Unnamed: 0,a,b,c,e,out,rolling_avg_e
1,0.480099,False,Bob,4.800994,5.281093,
4,-0.97085,False,Sarah,-9.708501,-0.97085,
6,0.80143,False,Sarah,8.014297,8.815727,1.035597
7,-0.933157,False,Quinn,-9.331571,-0.933157,-3.675258
0,-0.691674,True,Dan,-6.916743,-0.691674,
2,-0.47337,True,Xavier,-4.7337,-0.47337,
3,0.067479,True,Alice,0.674788,0.742267,-3.658552
5,0.837494,True,Wendy,8.37494,9.212434,1.438676
8,0.913899,True,Ursula,9.138987,10.052885,6.062905
9,-0.725581,True,George,-7.255814,-0.725581,3.419371


If your UDFs will read or write any column containing nulls, you should read this section carefully.

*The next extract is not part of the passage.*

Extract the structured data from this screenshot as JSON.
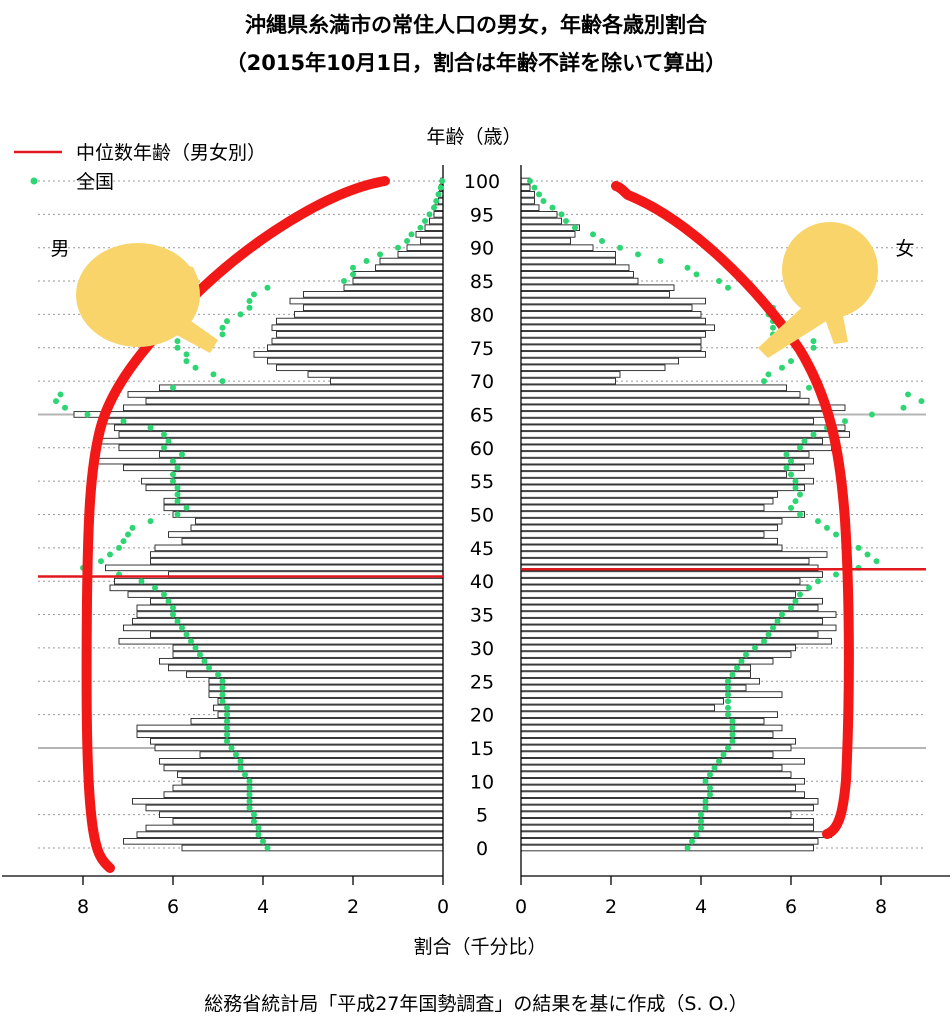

Writing UDFs that can handle null values is complicated by the fact that a separate bitmask is used to identify when a value is valid and when it's null. By default, DataFrame methods for applying UDFs like apply_rows will handle nulls pessimistically (all rows with a null value will be removed from the output if they are used in the kernel).